Per far sì che dalle affermazioni di principio si possa passare veramente ai fatti, il dibattito sul green deal europeo, o sulla svolta digitale degli Stati membri, non può prescindere dalla riorganizzazione delle fonti energetiche, che non può essere legata alla sola volontà di ridurre le emissioni, senza tenere conto delle specificità nazionali e delle giuste aspettative dei popoli e delle economie dei singoli Paesi membri.

Per fare questo non si possono affrontare le crisi e le sfide offerte dal panorama internazionale soltanto con la chiave di lettura dei preconcetti ideologici. Quello di cui ha bisogno l’Unione Europea in questo momento è di ritornare ad analizzare problemi e temi con una rinnovata freschezza di vedute, con la mentalità aperta. Naturalmente dopo il 24 febbraio del 2022, con l’invasione del territorio ucraino da parte della Russia, la diversificazione dei fornitori di energia è divenuto un nodo cruciale per l’UE. Sostituire la fornitura di gas proveniente dalla Russia ha posto l’Italia in un ruolo centrale per l’approvvigionamento di energia.

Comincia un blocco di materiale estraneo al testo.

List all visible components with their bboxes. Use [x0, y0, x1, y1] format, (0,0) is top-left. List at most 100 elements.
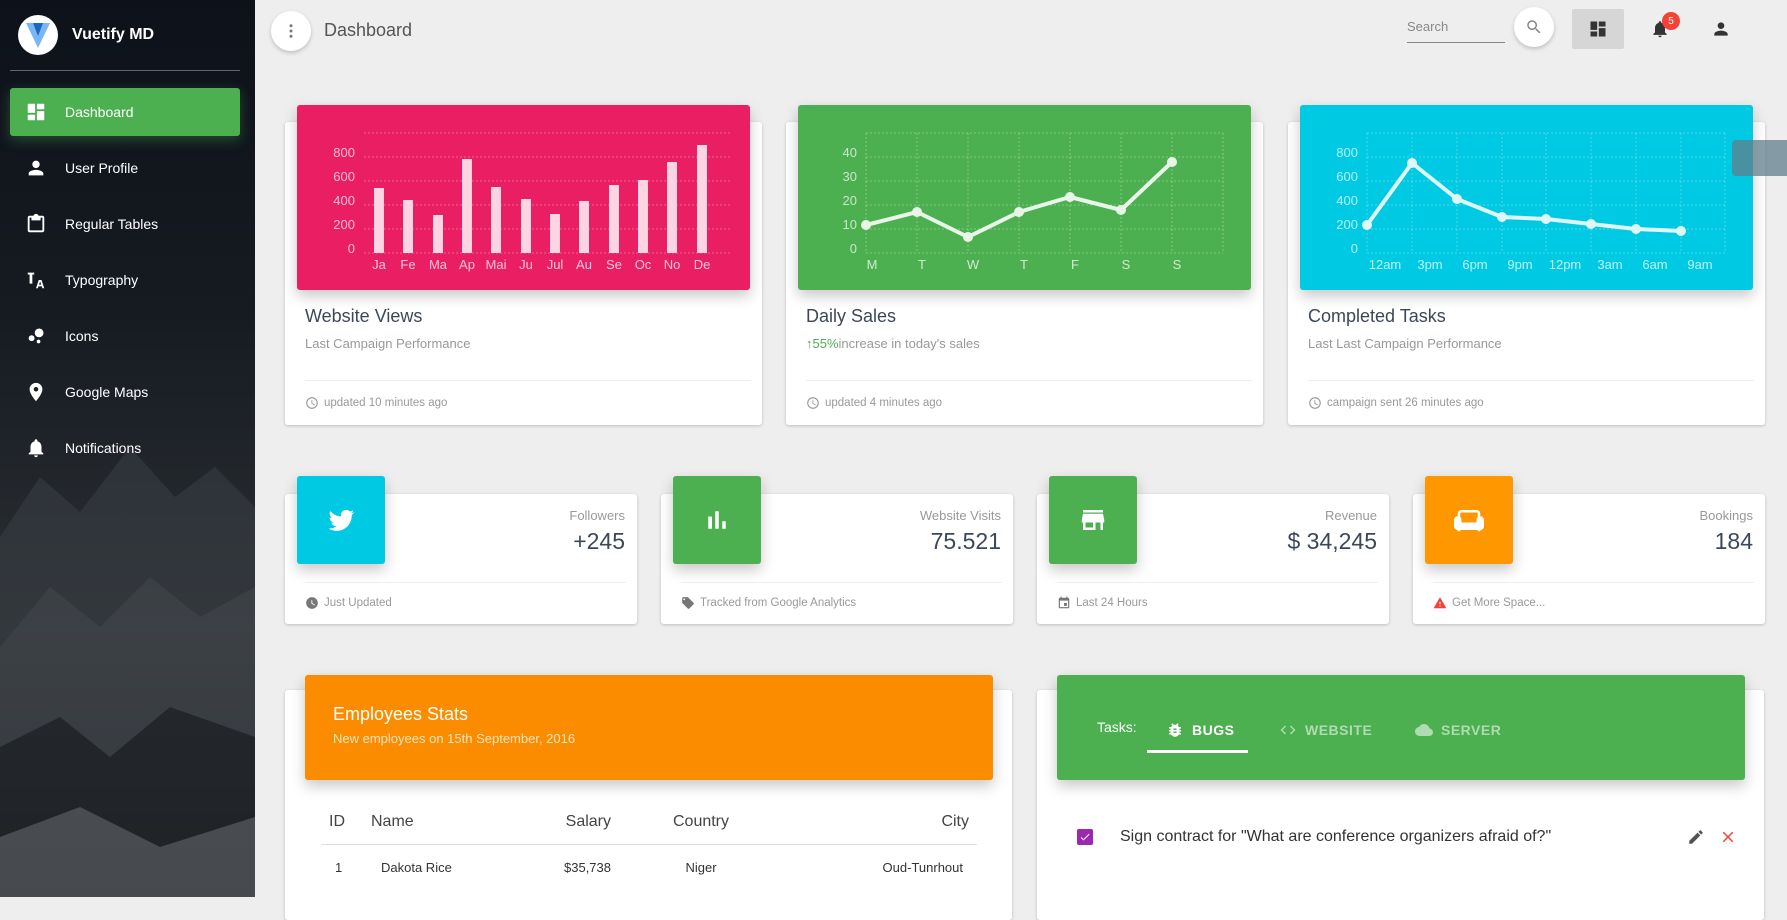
sidebar-item-user-profile[interactable]: User Profile: [10, 144, 240, 192]
stat-label: Followers: [569, 508, 625, 523]
dashboard-button[interactable]: [1572, 9, 1624, 49]
warning-icon: [1433, 597, 1447, 609]
card-footer: Last 24 Hours: [1057, 596, 1148, 610]
sidebar-item-typography[interactable]: Typography: [10, 256, 240, 304]
svg-text:800: 800: [333, 145, 355, 160]
svg-text:W: W: [967, 257, 980, 272]
tab-website[interactable]: WEBSITE: [1279, 712, 1372, 748]
sidebar-item-label: Typography: [65, 272, 139, 288]
edit-icon[interactable]: [1687, 828, 1705, 846]
person-icon: [1714, 22, 1728, 36]
notifications-button[interactable]: 5: [1634, 9, 1686, 49]
svg-text:Jul: Jul: [547, 257, 564, 272]
more-vert-icon: [289, 24, 293, 38]
divider: [10, 70, 240, 71]
card-footer: Just Updated: [305, 596, 392, 610]
svg-text:Au: Au: [576, 257, 592, 272]
svg-text:200: 200: [333, 217, 355, 232]
sidebar-background-image: [0, 447, 255, 897]
svg-text:800: 800: [1336, 145, 1358, 160]
employees-subtitle: New employees on 15th September, 2016: [333, 731, 576, 746]
svg-text:6am: 6am: [1642, 257, 1667, 272]
stat-value: 184: [1714, 528, 1753, 554]
tasks-label: Tasks:: [1097, 719, 1137, 735]
bubble-chart-icon: [24, 324, 48, 348]
search-field: [1407, 12, 1505, 43]
sidebar: Vuetify MD Dashboard User Profile Regula…: [0, 0, 255, 897]
vuetify-logo-icon: [18, 15, 58, 55]
sidebar-item-dashboard[interactable]: Dashboard: [10, 88, 240, 136]
close-icon[interactable]: [1719, 828, 1737, 846]
svg-text:T: T: [918, 257, 926, 272]
sidebar-item-label: Icons: [65, 328, 99, 344]
divider: [1057, 582, 1378, 583]
brand[interactable]: Vuetify MD: [18, 14, 154, 56]
check-icon: [1080, 833, 1090, 841]
daily-sales-chart: 40 30 20 10 0 M T W T F S S: [798, 105, 1251, 290]
sidebar-item-label: Notifications: [65, 440, 142, 456]
sidebar-item-label: User Profile: [65, 160, 139, 176]
divider: [305, 380, 751, 381]
svg-text:3am: 3am: [1597, 257, 1622, 272]
divider: [806, 380, 1252, 381]
sofa-icon: [1454, 510, 1484, 532]
divider: [681, 582, 1002, 583]
user-account-button[interactable]: [1695, 9, 1747, 49]
card-title: Completed Tasks: [1308, 306, 1446, 326]
search-input[interactable]: [1407, 12, 1505, 40]
column-header-id[interactable]: ID: [321, 800, 371, 845]
bar-chart: 800 600 400 200 0 Ja Fe Ma Ap Mai Ju Jul Au Se Oc No De: [333, 132, 732, 272]
tab-server[interactable]: SERVER: [1415, 712, 1501, 748]
column-header-city[interactable]: City: [791, 800, 977, 845]
column-header-name[interactable]: Name: [371, 800, 521, 845]
cell-name: Dakota Rice: [381, 859, 452, 875]
tab-bugs[interactable]: BUGS: [1166, 712, 1234, 748]
divider: [305, 582, 626, 583]
svg-text:9am: 9am: [1687, 257, 1712, 272]
page-title: Dashboard: [324, 20, 413, 40]
cell-salary: $35,738: [564, 859, 611, 875]
line-chart: 40 30 20 10 0 M T W T F S S: [843, 132, 1224, 272]
website-visits-icon-box: [673, 476, 761, 564]
sidebar-item-regular-tables[interactable]: Regular Tables: [10, 200, 240, 248]
sidebar-item-google-maps[interactable]: Google Maps: [10, 368, 240, 416]
settings-drawer-handle[interactable]: [1732, 140, 1787, 176]
svg-text:S: S: [1122, 257, 1131, 272]
svg-text:Se: Se: [606, 257, 622, 272]
cell-id: 1: [335, 859, 343, 875]
bookings-icon-box: [1425, 476, 1513, 564]
line-chart: 800 600 400 200 0 12am 3pm 6pm 9pm 12pm 3am 6am 9am: [1336, 132, 1726, 272]
svg-text:600: 600: [1336, 169, 1358, 184]
sidebar-item-notifications[interactable]: Notifications: [10, 424, 240, 472]
svg-text:0: 0: [348, 241, 355, 256]
card-footer: updated 10 minutes ago: [305, 396, 447, 410]
employees-title: Employees Stats: [333, 704, 469, 724]
column-header-country[interactable]: Country: [611, 800, 791, 845]
bar-chart-icon: [708, 511, 726, 529]
column-header-salary[interactable]: Salary: [521, 800, 611, 845]
svg-text:0: 0: [850, 241, 857, 256]
tag-icon: [682, 597, 694, 609]
clipboard-icon: [24, 212, 48, 236]
stat-label: Revenue: [1324, 508, 1377, 523]
sidebar-item-label: Google Maps: [65, 384, 149, 400]
card-footer: campaign sent 26 minutes ago: [1308, 396, 1484, 410]
table-header-row: ID Name Salary Country City: [321, 800, 977, 845]
task-text: Sign contract for "What are conference o…: [1120, 828, 1552, 845]
store-icon: [1081, 510, 1105, 530]
svg-text:12am: 12am: [1369, 257, 1402, 272]
svg-text:De: De: [694, 257, 711, 272]
sidebar-toggle-button[interactable]: [271, 11, 311, 51]
task-checkbox[interactable]: [1077, 829, 1093, 845]
svg-text:Fe: Fe: [400, 257, 415, 272]
clock-icon: [306, 397, 318, 409]
clock-icon: [1309, 397, 1321, 409]
search-button[interactable]: [1514, 7, 1554, 47]
cell-city: Oud-Tunrhout: [882, 859, 963, 875]
website-views-chart: 800 600 400 200 0 Ja Fe Ma Ap Mai Ju Jul Au Se Oc No De: [297, 105, 750, 290]
svg-text:0: 0: [1351, 241, 1358, 256]
sidebar-item-icons[interactable]: Icons: [10, 312, 240, 360]
employees-table: ID Name Salary Country City 1 Dakota Ric…: [321, 800, 977, 890]
sidebar-nav: Dashboard User Profile Regular Tables Ty…: [10, 88, 240, 480]
twitter-icon: [328, 509, 355, 531]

La posizione geografica al centro del Mediterraneo pone l’Italia nella condizione di essere un attore fondamentale nella riorganizzazione dei fornitori di energia verso l’Europa. Ma il punto da tenere sempre presente in questo processo (che non durerà certo poco) è che non si possono prevaricare le aspettative economiche e di crescita degli Stati.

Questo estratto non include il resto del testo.